Joint exercises are an excellent way to get your entire body physically fit and fully functional. Multi-joint exercises, also known as complex exercises, are one form of these exercises. Some of the multi-joint movements that you can perform include step-ups, lunges, leg presses, dead lifts, push-ups and squats. Step-ups engage the lower body muscles. Leg presses encourage increased muscle growth to the quadriceps, hamstrings, calves and glutes due to the heavier resistance involved. Dead lifts increase muscular mass in both the lower and upper body. Push-ups increase muscular mass in the chest, shoulders, back and triceps. Squat exercises vary but generally focus on the quadriceps, hamstring, calves and glutes. They help to develop your hip and thigh muscles.

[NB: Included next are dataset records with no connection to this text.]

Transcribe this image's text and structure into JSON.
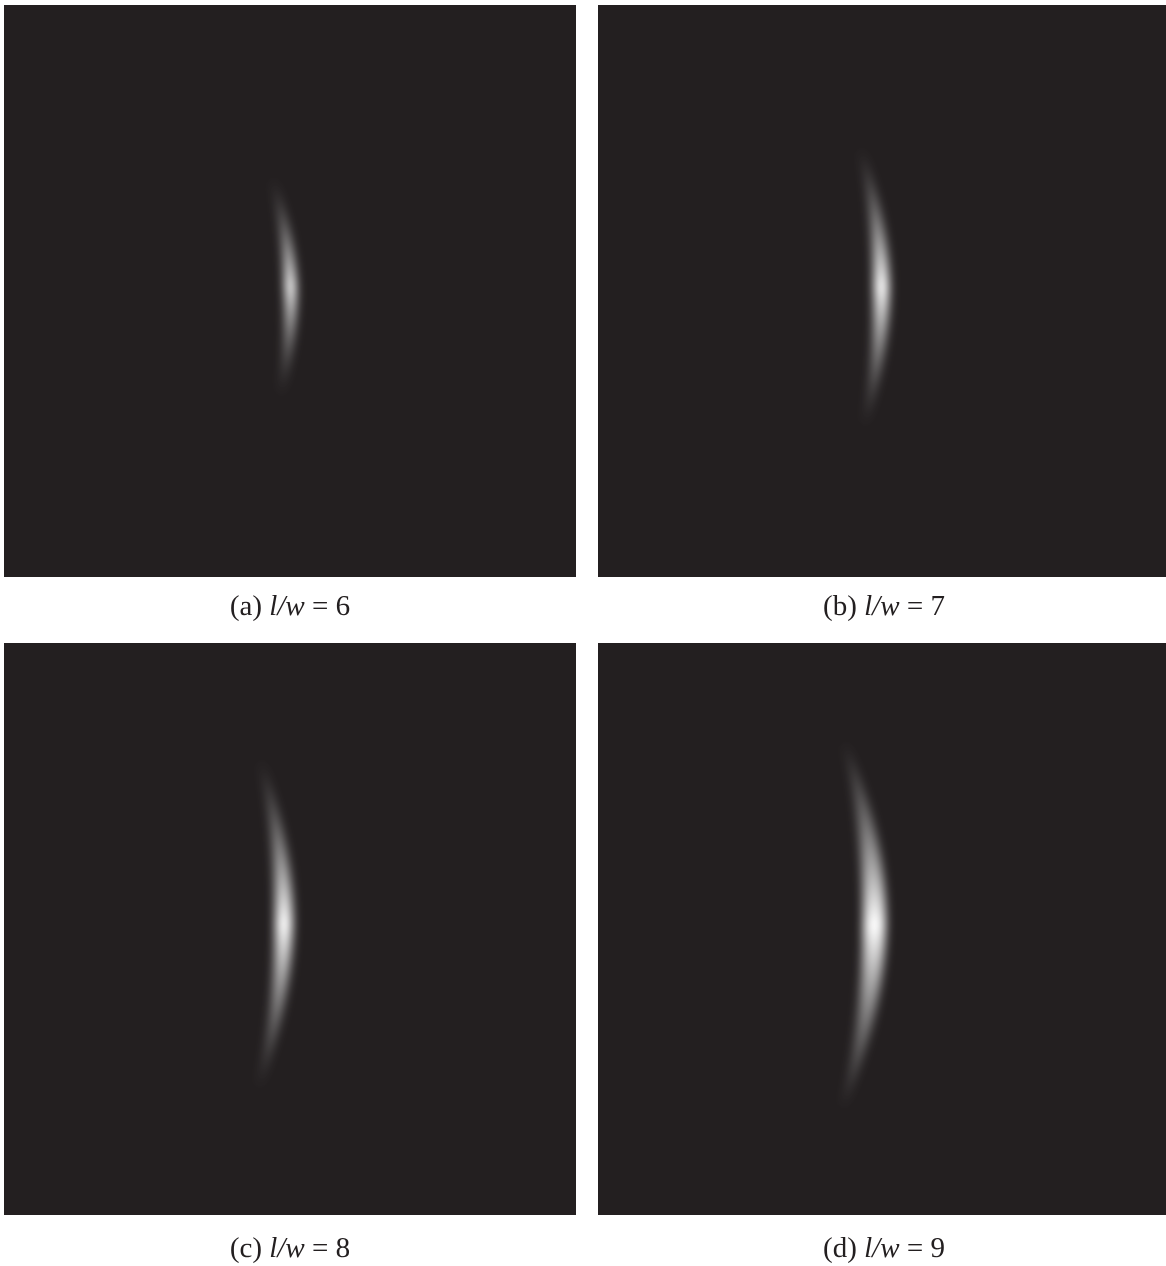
{
  "panels": [
    {
      "id": "a",
      "label": "(a)",
      "expr_lhs": "l/w",
      "equals": "=",
      "value": "6"
    },
    {
      "id": "b",
      "label": "(b)",
      "expr_lhs": "l/w",
      "equals": "=",
      "value": "7"
    },
    {
      "id": "c",
      "label": "(c)",
      "expr_lhs": "l/w",
      "equals": "=",
      "value": "8"
    },
    {
      "id": "d",
      "label": "(d)",
      "expr_lhs": "l/w",
      "equals": "=",
      "value": "9"
    }
  ],
  "colors": {
    "panel_background": "#231f20",
    "crescent_core": "#ffffff",
    "crescent_edge": "#9a9a9a"
  }
}
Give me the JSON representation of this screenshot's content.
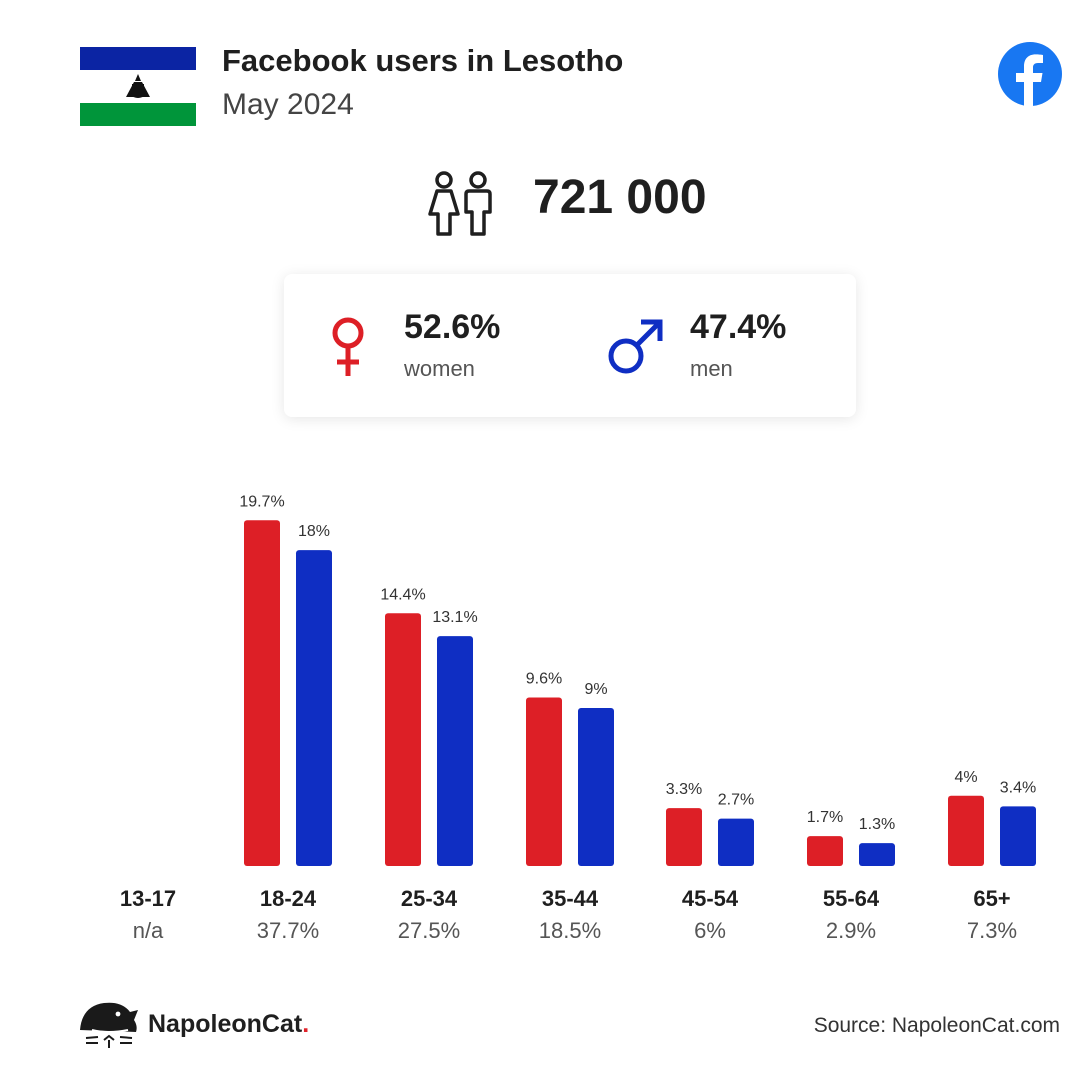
{
  "header": {
    "title": "Facebook users in Lesotho",
    "subtitle": "May 2024"
  },
  "total_users": "721 000",
  "gender": {
    "women": {
      "pct": "52.6%",
      "label": "women"
    },
    "men": {
      "pct": "47.4%",
      "label": "men"
    }
  },
  "colors": {
    "women": "#dd1f26",
    "men": "#0f2ec3",
    "flag_blue": "#0b24a3",
    "flag_green": "#00953a",
    "facebook": "#1877f2"
  },
  "chart_data": {
    "type": "bar",
    "categories": [
      "13-17",
      "18-24",
      "25-34",
      "35-44",
      "45-54",
      "55-64",
      "65+"
    ],
    "category_totals": [
      "n/a",
      "37.7%",
      "27.5%",
      "18.5%",
      "6%",
      "2.9%",
      "7.3%"
    ],
    "series": [
      {
        "name": "women",
        "values": [
          null,
          19.7,
          14.4,
          9.6,
          3.3,
          1.7,
          4
        ]
      },
      {
        "name": "men",
        "values": [
          null,
          18,
          13.1,
          9,
          2.7,
          1.3,
          3.4
        ]
      }
    ],
    "value_labels": {
      "women": [
        "",
        "19.7%",
        "14.4%",
        "9.6%",
        "3.3%",
        "1.7%",
        "4%"
      ],
      "men": [
        "",
        "18%",
        "13.1%",
        "9%",
        "2.7%",
        "1.3%",
        "3.4%"
      ]
    },
    "ylim": [
      0,
      20
    ],
    "grid": false
  },
  "footer": {
    "brand_name": "NapoleonCat",
    "brand_dot": ".",
    "source": "Source: NapoleonCat.com"
  }
}
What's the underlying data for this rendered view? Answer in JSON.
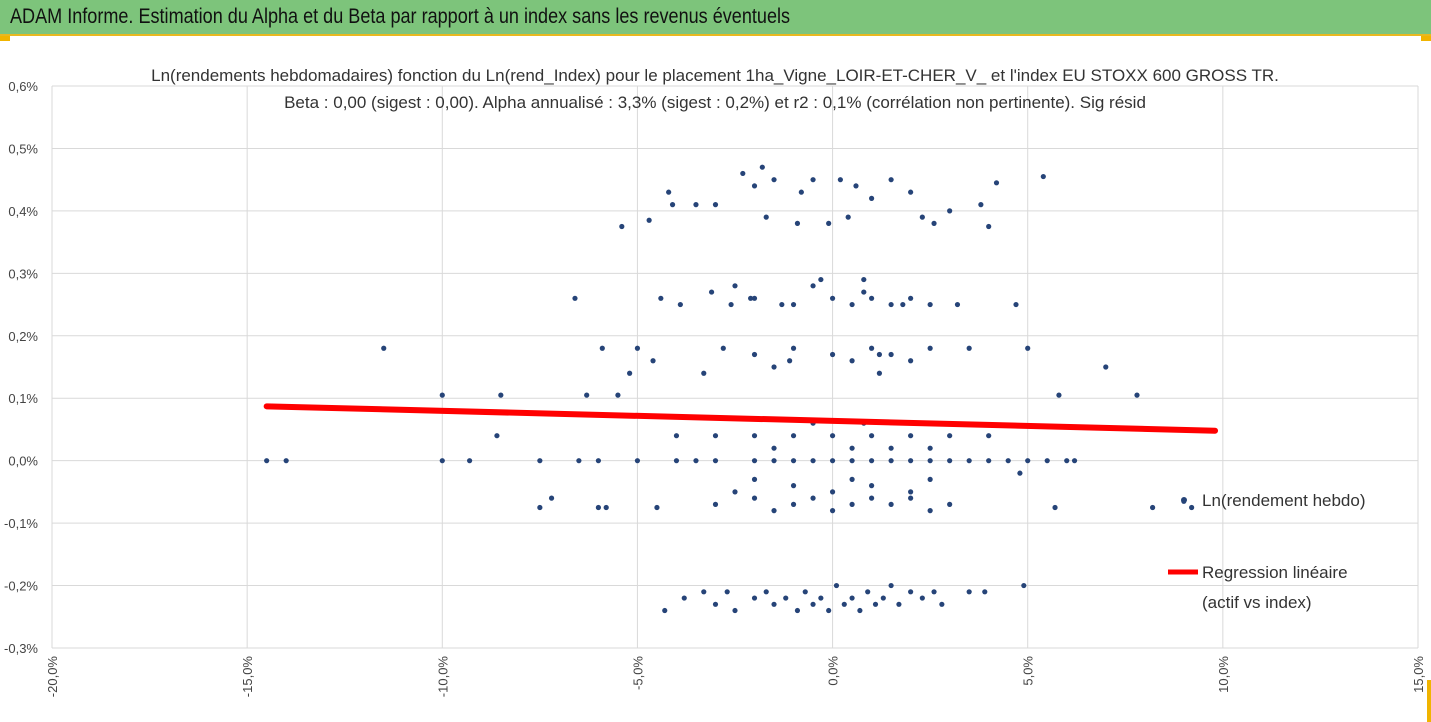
{
  "header": {
    "title": "ADAM Informe. Estimation du Alpha et du Beta par rapport à un index sans les revenus éventuels"
  },
  "colors": {
    "header_bg": "#7dc47b",
    "accent": "#f0b400",
    "points": "#264478",
    "regression": "#ff0000",
    "grid": "#d9d9d9"
  },
  "chart_data": {
    "type": "scatter",
    "title": [
      "Ln(rendements hebdomadaires) fonction du Ln(rend_Index)  pour le placement 1ha_Vigne_LOIR-ET-CHER_V_ et l'index EU STOXX 600 GROSS TR.",
      "Beta : 0,00 (sigest : 0,00). Alpha annualisé : 3,3% (sigest : 0,2%) et r2 : 0,1% (corrélation non pertinente). Sig résid"
    ],
    "xlim": [
      -0.2,
      0.15
    ],
    "ylim": [
      -0.003,
      0.006
    ],
    "x_ticks": [
      -0.2,
      -0.15,
      -0.1,
      -0.05,
      0.0,
      0.05,
      0.1,
      0.15
    ],
    "x_tick_labels": [
      "-20,0%",
      "-15,0%",
      "-10,0%",
      "-5,0%",
      "0,0%",
      "5,0%",
      "10,0%",
      "15,0%"
    ],
    "y_ticks": [
      -0.003,
      -0.002,
      -0.001,
      0.0,
      0.001,
      0.002,
      0.003,
      0.004,
      0.005,
      0.006
    ],
    "y_tick_labels": [
      "-0,3%",
      "-0,2%",
      "-0,1%",
      "0,0%",
      "0,1%",
      "0,2%",
      "0,3%",
      "0,4%",
      "0,5%",
      "0,6%"
    ],
    "grid": true,
    "legend_position": "right",
    "series": [
      {
        "name": "Ln(rendement hebdo)",
        "type": "scatter",
        "points": [
          [
            -0.145,
            0.0
          ],
          [
            -0.14,
            0.0
          ],
          [
            -0.1,
            0.0
          ],
          [
            -0.093,
            0.0
          ],
          [
            -0.075,
            0.0
          ],
          [
            -0.065,
            0.0
          ],
          [
            -0.06,
            0.0
          ],
          [
            -0.05,
            0.0
          ],
          [
            -0.04,
            0.0
          ],
          [
            -0.035,
            0.0
          ],
          [
            -0.03,
            0.0
          ],
          [
            -0.02,
            0.0
          ],
          [
            -0.015,
            0.0
          ],
          [
            -0.01,
            0.0
          ],
          [
            -0.005,
            0.0
          ],
          [
            0.0,
            0.0
          ],
          [
            0.005,
            0.0
          ],
          [
            0.01,
            0.0
          ],
          [
            0.015,
            0.0
          ],
          [
            0.02,
            0.0
          ],
          [
            0.025,
            0.0
          ],
          [
            0.03,
            0.0
          ],
          [
            0.035,
            0.0
          ],
          [
            0.04,
            0.0
          ],
          [
            0.045,
            0.0
          ],
          [
            0.05,
            0.0
          ],
          [
            0.055,
            0.0
          ],
          [
            0.06,
            0.0
          ],
          [
            0.062,
            0.0
          ],
          [
            -0.115,
            0.0018
          ],
          [
            -0.1,
            0.00105
          ],
          [
            -0.085,
            0.00105
          ],
          [
            -0.086,
            0.0004
          ],
          [
            -0.075,
            -0.00075
          ],
          [
            -0.072,
            -0.0006
          ],
          [
            -0.066,
            0.0026
          ],
          [
            -0.063,
            0.00105
          ],
          [
            -0.06,
            -0.00075
          ],
          [
            -0.059,
            0.0018
          ],
          [
            -0.055,
            0.00105
          ],
          [
            -0.054,
            0.00375
          ],
          [
            -0.052,
            0.0014
          ],
          [
            -0.05,
            0.0018
          ],
          [
            -0.047,
            0.00385
          ],
          [
            -0.046,
            0.0016
          ],
          [
            -0.044,
            0.0026
          ],
          [
            -0.042,
            0.0043
          ],
          [
            -0.043,
            -0.0024
          ],
          [
            -0.041,
            0.0041
          ],
          [
            -0.039,
            0.0025
          ],
          [
            -0.035,
            0.0041
          ],
          [
            -0.033,
            0.0014
          ],
          [
            -0.031,
            0.0027
          ],
          [
            -0.03,
            0.0041
          ],
          [
            -0.028,
            0.0018
          ],
          [
            -0.026,
            0.0025
          ],
          [
            -0.025,
            0.0028
          ],
          [
            -0.023,
            0.0046
          ],
          [
            -0.021,
            0.0026
          ],
          [
            -0.02,
            0.0044
          ],
          [
            -0.018,
            0.0047
          ],
          [
            -0.017,
            0.0039
          ],
          [
            -0.015,
            0.0045
          ],
          [
            -0.013,
            0.0025
          ],
          [
            -0.011,
            0.0016
          ],
          [
            -0.009,
            0.0038
          ],
          [
            -0.008,
            0.0043
          ],
          [
            -0.005,
            0.0045
          ],
          [
            -0.003,
            0.0029
          ],
          [
            -0.001,
            0.0038
          ],
          [
            0.002,
            0.0045
          ],
          [
            0.004,
            0.0039
          ],
          [
            0.006,
            0.0044
          ],
          [
            0.008,
            0.0027
          ],
          [
            0.01,
            0.0042
          ],
          [
            0.012,
            0.0017
          ],
          [
            0.015,
            0.0045
          ],
          [
            0.018,
            0.0025
          ],
          [
            0.02,
            0.0043
          ],
          [
            0.023,
            0.0039
          ],
          [
            0.026,
            0.0038
          ],
          [
            0.03,
            0.004
          ],
          [
            0.032,
            0.0025
          ],
          [
            0.035,
            0.0018
          ],
          [
            0.038,
            0.0041
          ],
          [
            0.04,
            0.00375
          ],
          [
            0.042,
            0.00445
          ],
          [
            0.047,
            0.0025
          ],
          [
            0.05,
            0.0018
          ],
          [
            0.054,
            0.00455
          ],
          [
            0.058,
            0.00105
          ],
          [
            0.07,
            0.0015
          ],
          [
            0.078,
            0.00105
          ],
          [
            0.082,
            -0.00075
          ],
          [
            0.09,
            -0.00065
          ],
          [
            0.092,
            -0.00075
          ],
          [
            0.057,
            -0.00075
          ],
          [
            0.048,
            -0.0002
          ],
          [
            -0.058,
            -0.00075
          ],
          [
            -0.045,
            -0.00075
          ],
          [
            -0.038,
            -0.0022
          ],
          [
            -0.033,
            -0.0021
          ],
          [
            -0.03,
            -0.0023
          ],
          [
            -0.027,
            -0.0021
          ],
          [
            -0.025,
            -0.0024
          ],
          [
            -0.02,
            -0.0022
          ],
          [
            -0.017,
            -0.0021
          ],
          [
            -0.015,
            -0.0023
          ],
          [
            -0.012,
            -0.0022
          ],
          [
            -0.009,
            -0.0024
          ],
          [
            -0.007,
            -0.0021
          ],
          [
            -0.005,
            -0.0023
          ],
          [
            -0.003,
            -0.0022
          ],
          [
            -0.001,
            -0.0024
          ],
          [
            0.001,
            -0.002
          ],
          [
            0.003,
            -0.0023
          ],
          [
            0.005,
            -0.0022
          ],
          [
            0.007,
            -0.0024
          ],
          [
            0.009,
            -0.0021
          ],
          [
            0.011,
            -0.0023
          ],
          [
            0.013,
            -0.0022
          ],
          [
            0.015,
            -0.002
          ],
          [
            0.017,
            -0.0023
          ],
          [
            0.02,
            -0.0021
          ],
          [
            0.023,
            -0.0022
          ],
          [
            0.026,
            -0.0021
          ],
          [
            0.028,
            -0.0023
          ],
          [
            0.035,
            -0.0021
          ],
          [
            0.039,
            -0.0021
          ],
          [
            0.049,
            -0.002
          ],
          [
            -0.03,
            -0.0007
          ],
          [
            -0.02,
            -0.0006
          ],
          [
            -0.015,
            -0.0008
          ],
          [
            -0.01,
            -0.0007
          ],
          [
            -0.005,
            -0.0006
          ],
          [
            0.0,
            -0.0008
          ],
          [
            0.005,
            -0.0007
          ],
          [
            0.01,
            -0.0006
          ],
          [
            0.015,
            -0.0007
          ],
          [
            0.02,
            -0.0006
          ],
          [
            0.025,
            -0.0008
          ],
          [
            0.03,
            -0.0007
          ],
          [
            -0.025,
            -0.0005
          ],
          [
            -0.01,
            -0.0004
          ],
          [
            0.0,
            -0.0005
          ],
          [
            0.01,
            -0.0004
          ],
          [
            0.02,
            -0.0005
          ],
          [
            -0.02,
            -0.0003
          ],
          [
            0.005,
            -0.0003
          ],
          [
            0.025,
            -0.0003
          ],
          [
            -0.04,
            0.0004
          ],
          [
            -0.03,
            0.0004
          ],
          [
            -0.02,
            0.0004
          ],
          [
            -0.01,
            0.0004
          ],
          [
            0.0,
            0.0004
          ],
          [
            0.01,
            0.0004
          ],
          [
            0.02,
            0.0004
          ],
          [
            0.03,
            0.0004
          ],
          [
            0.04,
            0.0004
          ],
          [
            -0.015,
            0.0002
          ],
          [
            0.005,
            0.0002
          ],
          [
            0.015,
            0.0002
          ],
          [
            0.025,
            0.0002
          ],
          [
            -0.005,
            0.0006
          ],
          [
            0.008,
            0.0006
          ],
          [
            -0.02,
            0.0017
          ],
          [
            -0.01,
            0.0018
          ],
          [
            0.0,
            0.0017
          ],
          [
            0.005,
            0.0016
          ],
          [
            0.01,
            0.0018
          ],
          [
            0.015,
            0.0017
          ],
          [
            0.02,
            0.0016
          ],
          [
            0.025,
            0.0018
          ],
          [
            -0.015,
            0.0015
          ],
          [
            0.012,
            0.0014
          ],
          [
            -0.02,
            0.0026
          ],
          [
            -0.01,
            0.0025
          ],
          [
            0.0,
            0.0026
          ],
          [
            0.005,
            0.0025
          ],
          [
            0.01,
            0.0026
          ],
          [
            0.015,
            0.0025
          ],
          [
            0.02,
            0.0026
          ],
          [
            0.025,
            0.0025
          ],
          [
            0.008,
            0.0029
          ],
          [
            -0.005,
            0.0028
          ]
        ]
      },
      {
        "name": "Regression linéaire\n(actif vs index)",
        "type": "line",
        "points": [
          [
            -0.145,
            0.00087
          ],
          [
            0.098,
            0.00048
          ]
        ]
      }
    ]
  }
}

Benefits of Multi-Joint Exercises
Multi-joint movements are regarded as more beneficial to the body than isolation exercises. This is because they engage various muscles within the body which work simultaneously to yield several benefits. You also burn more calories during multi-joint workouts than isolation exercises. This is due to an increased metabolic rate which results in more fat loss. It helps you to develop a lean, strong body. Multi-joint workouts also help to increase your resting metabolic rate (RMR) after exercise significantly. This enhances increased fat-burn and supports an effective weight loss program. The risk of injury is significantly lower during complex exercises. The simultaneous activity of various muscle groups creates a harmonious pattern that promotes safety as you workout. This decreases the risk of injuries during workouts. It also helps you to develop a fully functional and fit body.
Disadvantages of Multi-Joint Exercises
However, multi-joint movements may fail to develop a particular area of your body to the desired level. This is because certain muscles during the exercise bear more of the load than other muscles. For this reason, you may want to complement multi-joint movements with single-joint movements.